Hakkasan and its lawyers have been aggressively denying any money has entered the business linked to its owner Khadem al Qubaisi’s half billion dollar kickbacks from 1MDB. However, these claims would appear to merit a great deal more investigation by the authorities.
For starters, exclusive documents obtained by Sarawak Report show that the Hakkasan business (HKK) was held under Khadem al Qubaisi’s (KAQ) Vasco Trust, managed by Edmond de Rothschild bank in Luxembourg.

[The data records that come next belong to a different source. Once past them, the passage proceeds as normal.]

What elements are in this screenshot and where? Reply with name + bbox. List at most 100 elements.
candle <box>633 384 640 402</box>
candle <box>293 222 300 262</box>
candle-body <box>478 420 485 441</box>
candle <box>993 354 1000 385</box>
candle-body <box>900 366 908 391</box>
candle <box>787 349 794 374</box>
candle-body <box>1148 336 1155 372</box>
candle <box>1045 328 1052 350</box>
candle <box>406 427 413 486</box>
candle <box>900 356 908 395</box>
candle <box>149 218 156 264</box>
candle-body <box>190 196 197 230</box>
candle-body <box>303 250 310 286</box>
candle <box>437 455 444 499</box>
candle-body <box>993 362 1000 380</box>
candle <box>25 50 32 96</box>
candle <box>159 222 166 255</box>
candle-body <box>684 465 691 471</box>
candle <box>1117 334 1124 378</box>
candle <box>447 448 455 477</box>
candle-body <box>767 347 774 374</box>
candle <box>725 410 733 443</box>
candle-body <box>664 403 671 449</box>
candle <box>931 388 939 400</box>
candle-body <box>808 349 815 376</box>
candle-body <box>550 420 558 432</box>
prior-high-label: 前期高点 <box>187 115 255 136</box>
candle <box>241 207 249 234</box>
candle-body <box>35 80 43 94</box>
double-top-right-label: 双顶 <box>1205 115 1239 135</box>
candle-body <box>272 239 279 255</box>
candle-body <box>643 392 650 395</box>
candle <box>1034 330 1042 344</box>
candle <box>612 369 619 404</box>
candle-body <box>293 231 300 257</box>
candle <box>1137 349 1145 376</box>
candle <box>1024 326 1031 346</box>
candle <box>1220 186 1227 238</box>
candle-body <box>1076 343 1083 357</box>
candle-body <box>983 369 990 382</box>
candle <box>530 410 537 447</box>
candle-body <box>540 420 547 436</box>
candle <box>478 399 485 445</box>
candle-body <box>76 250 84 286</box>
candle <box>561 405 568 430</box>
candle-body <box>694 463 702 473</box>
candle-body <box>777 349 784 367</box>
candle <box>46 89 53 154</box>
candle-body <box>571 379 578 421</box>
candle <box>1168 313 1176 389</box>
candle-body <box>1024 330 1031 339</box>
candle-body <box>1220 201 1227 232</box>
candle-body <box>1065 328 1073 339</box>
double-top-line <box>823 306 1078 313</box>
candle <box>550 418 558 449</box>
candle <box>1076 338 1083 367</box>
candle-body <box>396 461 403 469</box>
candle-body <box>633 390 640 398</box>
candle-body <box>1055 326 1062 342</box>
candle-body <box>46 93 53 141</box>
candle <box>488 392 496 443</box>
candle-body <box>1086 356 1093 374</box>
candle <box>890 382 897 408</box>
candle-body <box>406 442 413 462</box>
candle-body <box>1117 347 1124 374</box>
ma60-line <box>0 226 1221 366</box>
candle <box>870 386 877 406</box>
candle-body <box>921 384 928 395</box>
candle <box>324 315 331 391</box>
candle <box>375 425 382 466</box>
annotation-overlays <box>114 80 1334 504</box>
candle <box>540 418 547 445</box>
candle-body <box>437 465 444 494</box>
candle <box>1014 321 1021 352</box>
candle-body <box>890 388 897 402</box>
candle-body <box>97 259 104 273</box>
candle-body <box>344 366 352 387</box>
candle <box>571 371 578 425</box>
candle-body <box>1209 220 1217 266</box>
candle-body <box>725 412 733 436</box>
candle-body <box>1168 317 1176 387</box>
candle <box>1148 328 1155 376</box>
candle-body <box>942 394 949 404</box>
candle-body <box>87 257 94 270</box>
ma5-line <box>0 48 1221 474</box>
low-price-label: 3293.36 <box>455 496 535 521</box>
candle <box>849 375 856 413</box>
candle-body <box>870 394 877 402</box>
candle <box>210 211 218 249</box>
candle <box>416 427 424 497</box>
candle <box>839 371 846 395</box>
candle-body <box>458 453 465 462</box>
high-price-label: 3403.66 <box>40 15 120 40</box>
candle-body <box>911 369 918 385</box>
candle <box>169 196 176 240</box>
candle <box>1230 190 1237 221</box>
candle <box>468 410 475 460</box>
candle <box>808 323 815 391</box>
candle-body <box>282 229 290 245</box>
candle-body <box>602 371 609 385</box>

A diagram of this web of companies, provided by the bank (and obtained exclusively by Sarawak Report) shows how Vasco topped a network of concerns, including Tasameem and the owner of HKK, a vehicle named Grimaud (see diagram above).
The Vasco Trust, beneficially owned by KAQ, was funded between 2012 and 2013 from a series of hundred million dollar payments made by Jho Low controlled companies, including Good Star Limited and Blackstone Asia Real Estate Partners, which the US Department of Justice have identified as having been themselves funded by thefts from 1MDB.
Sarawak Report has also (exclusively) identified that in late 2012, at the time Hakkasan was being launched in the US, at least $10 million dollars was directly paid by the tainted Vasco Investments SA to the corporate shareholder of Hakkasan, Tasameem Real Estate Company LLC.
Yet Neil Moffitt, the CEO of Hakkasan, has adamantly kept to his line that the business was ring-fenced from any of that dirty money now under investigation by the FBI and DOJ.
Al Qubaisi stepped down as Chairman of the nightclub chain only in May of last year, a few weeks before the US seizure of his other assets, but only to be succeeded by a close associate and relative, Khaleefa Butti Omeir Yousif al Muhairi – a shareholder in the same property management company in London.
The merger with Sam Nazarian’s SBE would appear to be a next step in distancing the business and its finances from the toxic source of 1MDB.